Nvidia Corporation: (NASDAQ: NVDA) has been on a roll lately with the release of the industry-leading RTX 4080 and 4090 GPUs, subsequent DLSS3 and RT enhancements. Given the multiple announcements that the chipmaker made during CES 2023, it is easy to overlook something that is shaping up to become one of its most exciting technology releases for the year.
It must be noted that this is not the first time that Nvidia has toyed with enhancing video output. Nvidia’s Control Panel in its current iteration already has multiple options that allow tweaks such as Edge enhancement, Noise Reduction, Deinterlacing and presets for Internet Video. Nvidia’s Shield TV and Shield TV Pro also have made inroads in this regard, offering enhanced and AI-enhanced modes for video playback.

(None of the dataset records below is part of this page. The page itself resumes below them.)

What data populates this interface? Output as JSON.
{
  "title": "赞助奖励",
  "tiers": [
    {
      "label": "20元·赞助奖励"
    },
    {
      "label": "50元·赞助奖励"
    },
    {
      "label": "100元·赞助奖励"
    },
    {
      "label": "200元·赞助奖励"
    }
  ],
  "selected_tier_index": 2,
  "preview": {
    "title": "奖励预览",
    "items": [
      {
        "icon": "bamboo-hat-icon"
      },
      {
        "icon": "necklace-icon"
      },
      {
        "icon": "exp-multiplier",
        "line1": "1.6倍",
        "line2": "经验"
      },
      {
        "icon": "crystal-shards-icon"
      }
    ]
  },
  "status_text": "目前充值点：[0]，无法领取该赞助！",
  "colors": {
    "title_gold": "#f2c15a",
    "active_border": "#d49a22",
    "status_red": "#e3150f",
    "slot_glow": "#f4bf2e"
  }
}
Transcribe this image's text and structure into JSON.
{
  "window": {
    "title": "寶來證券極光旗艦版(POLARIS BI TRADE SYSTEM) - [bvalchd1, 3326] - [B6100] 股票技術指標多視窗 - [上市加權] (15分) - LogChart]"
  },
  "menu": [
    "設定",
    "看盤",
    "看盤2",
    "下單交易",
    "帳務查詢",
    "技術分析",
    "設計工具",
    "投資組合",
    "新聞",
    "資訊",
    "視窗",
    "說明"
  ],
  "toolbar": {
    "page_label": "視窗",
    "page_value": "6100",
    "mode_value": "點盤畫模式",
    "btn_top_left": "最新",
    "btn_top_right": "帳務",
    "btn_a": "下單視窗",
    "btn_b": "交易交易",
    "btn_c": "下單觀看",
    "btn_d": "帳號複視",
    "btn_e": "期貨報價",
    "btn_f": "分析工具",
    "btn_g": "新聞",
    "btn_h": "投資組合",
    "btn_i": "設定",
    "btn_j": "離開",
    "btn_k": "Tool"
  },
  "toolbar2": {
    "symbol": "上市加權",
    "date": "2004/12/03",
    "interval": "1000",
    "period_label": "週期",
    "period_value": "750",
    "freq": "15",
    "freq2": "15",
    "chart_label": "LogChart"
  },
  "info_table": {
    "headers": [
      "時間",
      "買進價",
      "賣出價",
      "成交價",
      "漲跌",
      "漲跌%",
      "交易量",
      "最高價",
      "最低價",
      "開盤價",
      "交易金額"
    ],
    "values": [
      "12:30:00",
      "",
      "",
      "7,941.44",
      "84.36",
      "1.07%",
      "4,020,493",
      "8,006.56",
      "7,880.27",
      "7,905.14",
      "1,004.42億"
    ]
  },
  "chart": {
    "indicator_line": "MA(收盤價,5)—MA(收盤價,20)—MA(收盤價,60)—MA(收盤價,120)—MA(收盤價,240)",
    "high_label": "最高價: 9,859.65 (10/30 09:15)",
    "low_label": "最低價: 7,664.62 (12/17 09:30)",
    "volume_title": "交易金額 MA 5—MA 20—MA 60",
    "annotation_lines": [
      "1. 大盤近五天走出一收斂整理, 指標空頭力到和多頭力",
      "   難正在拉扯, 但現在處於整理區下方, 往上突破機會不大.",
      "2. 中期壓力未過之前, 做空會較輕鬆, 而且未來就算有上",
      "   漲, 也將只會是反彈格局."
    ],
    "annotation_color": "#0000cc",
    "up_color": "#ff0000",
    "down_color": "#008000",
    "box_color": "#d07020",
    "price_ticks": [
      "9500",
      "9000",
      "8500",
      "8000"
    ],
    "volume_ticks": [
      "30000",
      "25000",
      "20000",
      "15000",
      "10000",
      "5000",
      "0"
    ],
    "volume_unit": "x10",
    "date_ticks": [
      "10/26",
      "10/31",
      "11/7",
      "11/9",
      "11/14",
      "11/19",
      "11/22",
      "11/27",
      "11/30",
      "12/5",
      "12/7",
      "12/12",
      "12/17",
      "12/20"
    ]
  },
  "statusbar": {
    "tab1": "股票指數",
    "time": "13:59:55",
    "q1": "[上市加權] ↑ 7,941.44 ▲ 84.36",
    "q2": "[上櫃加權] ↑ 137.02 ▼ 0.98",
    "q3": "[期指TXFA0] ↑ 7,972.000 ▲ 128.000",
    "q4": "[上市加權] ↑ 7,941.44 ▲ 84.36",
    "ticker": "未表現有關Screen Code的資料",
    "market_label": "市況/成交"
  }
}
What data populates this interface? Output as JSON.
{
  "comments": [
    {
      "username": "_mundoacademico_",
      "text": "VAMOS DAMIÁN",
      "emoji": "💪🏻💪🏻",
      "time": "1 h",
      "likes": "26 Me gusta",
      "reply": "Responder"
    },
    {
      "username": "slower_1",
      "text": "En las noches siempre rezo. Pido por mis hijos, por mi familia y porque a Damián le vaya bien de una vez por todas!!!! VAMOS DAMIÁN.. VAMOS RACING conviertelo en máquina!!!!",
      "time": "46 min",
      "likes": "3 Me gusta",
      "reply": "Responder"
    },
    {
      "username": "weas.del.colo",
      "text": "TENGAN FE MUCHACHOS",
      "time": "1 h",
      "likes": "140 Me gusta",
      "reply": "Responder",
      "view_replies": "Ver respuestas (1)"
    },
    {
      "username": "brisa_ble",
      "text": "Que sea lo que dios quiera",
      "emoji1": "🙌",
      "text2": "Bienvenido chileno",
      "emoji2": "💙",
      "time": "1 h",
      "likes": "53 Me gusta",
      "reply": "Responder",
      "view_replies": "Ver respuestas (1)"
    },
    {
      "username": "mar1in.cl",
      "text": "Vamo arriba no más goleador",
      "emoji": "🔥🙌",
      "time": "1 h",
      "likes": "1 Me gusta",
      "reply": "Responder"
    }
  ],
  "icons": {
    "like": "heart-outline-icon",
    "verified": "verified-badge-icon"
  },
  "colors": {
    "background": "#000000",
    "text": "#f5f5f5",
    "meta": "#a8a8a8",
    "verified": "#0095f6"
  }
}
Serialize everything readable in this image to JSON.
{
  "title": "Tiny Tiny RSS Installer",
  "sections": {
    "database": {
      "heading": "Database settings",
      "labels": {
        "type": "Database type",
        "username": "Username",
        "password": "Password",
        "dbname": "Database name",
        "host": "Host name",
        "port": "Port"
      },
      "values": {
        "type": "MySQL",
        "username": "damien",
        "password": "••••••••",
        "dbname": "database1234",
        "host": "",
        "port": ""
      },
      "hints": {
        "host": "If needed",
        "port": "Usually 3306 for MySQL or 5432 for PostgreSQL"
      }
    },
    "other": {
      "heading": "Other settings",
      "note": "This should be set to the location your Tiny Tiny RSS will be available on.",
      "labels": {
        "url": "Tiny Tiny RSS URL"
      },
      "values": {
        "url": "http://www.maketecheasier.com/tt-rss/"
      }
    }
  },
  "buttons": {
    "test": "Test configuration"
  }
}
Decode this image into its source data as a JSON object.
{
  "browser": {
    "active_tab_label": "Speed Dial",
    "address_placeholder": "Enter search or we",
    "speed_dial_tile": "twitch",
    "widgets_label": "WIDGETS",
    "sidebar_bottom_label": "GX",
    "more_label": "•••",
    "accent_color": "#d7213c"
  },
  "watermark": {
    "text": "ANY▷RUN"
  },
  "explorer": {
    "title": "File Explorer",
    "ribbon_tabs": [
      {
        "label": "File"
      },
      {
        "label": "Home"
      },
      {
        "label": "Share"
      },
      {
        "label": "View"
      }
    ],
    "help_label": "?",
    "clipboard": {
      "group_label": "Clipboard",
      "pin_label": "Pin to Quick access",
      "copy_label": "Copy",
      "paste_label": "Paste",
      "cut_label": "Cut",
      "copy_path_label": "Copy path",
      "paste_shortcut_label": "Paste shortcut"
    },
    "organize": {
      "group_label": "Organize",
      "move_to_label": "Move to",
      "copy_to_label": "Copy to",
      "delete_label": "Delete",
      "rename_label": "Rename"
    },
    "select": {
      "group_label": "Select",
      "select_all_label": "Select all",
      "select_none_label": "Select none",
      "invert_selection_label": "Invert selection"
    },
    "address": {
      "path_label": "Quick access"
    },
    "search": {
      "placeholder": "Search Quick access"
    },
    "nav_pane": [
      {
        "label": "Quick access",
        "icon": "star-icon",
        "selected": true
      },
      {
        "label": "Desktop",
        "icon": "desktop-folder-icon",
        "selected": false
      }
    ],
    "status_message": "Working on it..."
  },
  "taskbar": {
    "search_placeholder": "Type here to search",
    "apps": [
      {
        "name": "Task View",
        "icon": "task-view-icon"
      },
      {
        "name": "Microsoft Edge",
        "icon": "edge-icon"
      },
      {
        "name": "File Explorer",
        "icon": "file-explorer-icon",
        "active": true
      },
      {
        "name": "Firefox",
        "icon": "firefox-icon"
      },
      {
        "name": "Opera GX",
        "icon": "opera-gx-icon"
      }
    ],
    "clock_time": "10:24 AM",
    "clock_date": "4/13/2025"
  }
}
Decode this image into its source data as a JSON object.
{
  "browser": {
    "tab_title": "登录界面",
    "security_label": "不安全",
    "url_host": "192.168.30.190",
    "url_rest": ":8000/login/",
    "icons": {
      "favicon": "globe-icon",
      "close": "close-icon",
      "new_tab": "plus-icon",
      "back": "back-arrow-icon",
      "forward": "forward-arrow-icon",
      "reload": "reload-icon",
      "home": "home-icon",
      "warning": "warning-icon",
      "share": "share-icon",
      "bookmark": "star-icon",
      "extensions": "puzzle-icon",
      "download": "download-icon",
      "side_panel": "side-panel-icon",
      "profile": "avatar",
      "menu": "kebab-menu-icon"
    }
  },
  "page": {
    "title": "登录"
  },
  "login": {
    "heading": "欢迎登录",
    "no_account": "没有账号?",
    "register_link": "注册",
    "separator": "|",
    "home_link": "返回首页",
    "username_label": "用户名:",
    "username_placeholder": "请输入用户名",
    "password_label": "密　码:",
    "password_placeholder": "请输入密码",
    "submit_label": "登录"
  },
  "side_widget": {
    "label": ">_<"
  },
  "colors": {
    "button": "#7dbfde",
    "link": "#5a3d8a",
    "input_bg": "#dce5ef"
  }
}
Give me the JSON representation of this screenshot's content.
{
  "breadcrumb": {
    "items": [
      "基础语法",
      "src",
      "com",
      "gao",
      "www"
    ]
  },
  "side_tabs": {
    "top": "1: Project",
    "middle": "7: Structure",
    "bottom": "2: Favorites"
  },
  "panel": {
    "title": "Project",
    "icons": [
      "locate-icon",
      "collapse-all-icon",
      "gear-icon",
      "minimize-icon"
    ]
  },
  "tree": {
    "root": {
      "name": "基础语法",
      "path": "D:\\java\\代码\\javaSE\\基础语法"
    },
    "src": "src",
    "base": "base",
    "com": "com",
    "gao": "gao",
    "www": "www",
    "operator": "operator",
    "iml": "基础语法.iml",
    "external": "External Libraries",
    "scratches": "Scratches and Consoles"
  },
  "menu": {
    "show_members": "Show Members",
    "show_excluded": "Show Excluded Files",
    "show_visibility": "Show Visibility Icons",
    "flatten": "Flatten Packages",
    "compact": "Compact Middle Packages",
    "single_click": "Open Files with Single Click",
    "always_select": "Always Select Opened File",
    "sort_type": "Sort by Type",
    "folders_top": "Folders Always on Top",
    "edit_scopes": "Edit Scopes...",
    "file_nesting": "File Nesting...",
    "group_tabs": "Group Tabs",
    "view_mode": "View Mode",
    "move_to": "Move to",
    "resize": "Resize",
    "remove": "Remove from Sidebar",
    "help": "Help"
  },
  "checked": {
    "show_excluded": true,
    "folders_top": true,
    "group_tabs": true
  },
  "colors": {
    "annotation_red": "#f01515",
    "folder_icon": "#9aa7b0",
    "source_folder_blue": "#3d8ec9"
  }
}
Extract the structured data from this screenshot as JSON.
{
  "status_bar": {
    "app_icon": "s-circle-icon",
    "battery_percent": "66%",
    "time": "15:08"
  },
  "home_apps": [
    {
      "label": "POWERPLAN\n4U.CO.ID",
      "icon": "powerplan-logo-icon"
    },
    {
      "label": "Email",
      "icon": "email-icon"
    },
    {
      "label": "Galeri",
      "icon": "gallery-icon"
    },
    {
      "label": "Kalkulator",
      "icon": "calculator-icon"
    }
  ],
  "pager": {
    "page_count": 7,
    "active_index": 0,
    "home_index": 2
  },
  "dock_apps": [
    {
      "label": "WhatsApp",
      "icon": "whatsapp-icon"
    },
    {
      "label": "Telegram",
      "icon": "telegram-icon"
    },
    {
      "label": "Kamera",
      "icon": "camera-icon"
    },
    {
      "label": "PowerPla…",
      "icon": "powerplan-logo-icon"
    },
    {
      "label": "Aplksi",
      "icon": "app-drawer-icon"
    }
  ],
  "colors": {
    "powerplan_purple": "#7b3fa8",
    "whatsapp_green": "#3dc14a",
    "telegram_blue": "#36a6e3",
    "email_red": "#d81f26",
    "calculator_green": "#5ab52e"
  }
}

Nvidia’s Video Super Resolution however builds further onto this enhancement and significantly so. While it will be supported by all RTX cards eventually, Nvidia’s RTX Video Super Resolution will support the RTX 3000 and RTX 4000 series GPUs at launch. Support for the RTX 2000 lineup will be added later down the line. It is expected to be supported by a multitude of apps as well as web browsers. The first RTX VSR-compatible application has however already been sighted as Google’s Chrome version 110 natively supports Nvidia’s upscaling tech by default; It does however currently not function as it waits for Nvidia to add driver-level support for the technology later this year. The feature does however seem to require addition GPU power or juice so it would need to be manually turned on in some cases, generally when external power is available as stated by Nvidia’s senior software engineer Romain Pokrzywka. He added that the option could be toggled on or off at a global level if required via the Nvidia control panel. He further stated that the option to use the technology would be available for driver versions 530.XX and above as the engineering team was targeting the deployment of VSR with this driver version.

Nvidia until recently did not have a hard timeline committed as to when we would see VSR in action this year but it seems we might be seeing it sooner rather than later as Nvidia’s forum admin detailed that we would be able to use the tech in the coming weeks with a targeted launch date somewhere later this month for driver versions in the R530 branch. Nvidia released driver update 528.49 earlier this week which sees support for laptop RTX GPUs kick off. It remains to be seen how effective VSR will be as a technology enhancement or if it can live up to its commitments for end users. It could after all, as one comment said in the thread on the Nvidia forums just fizzle out as “vaporware”.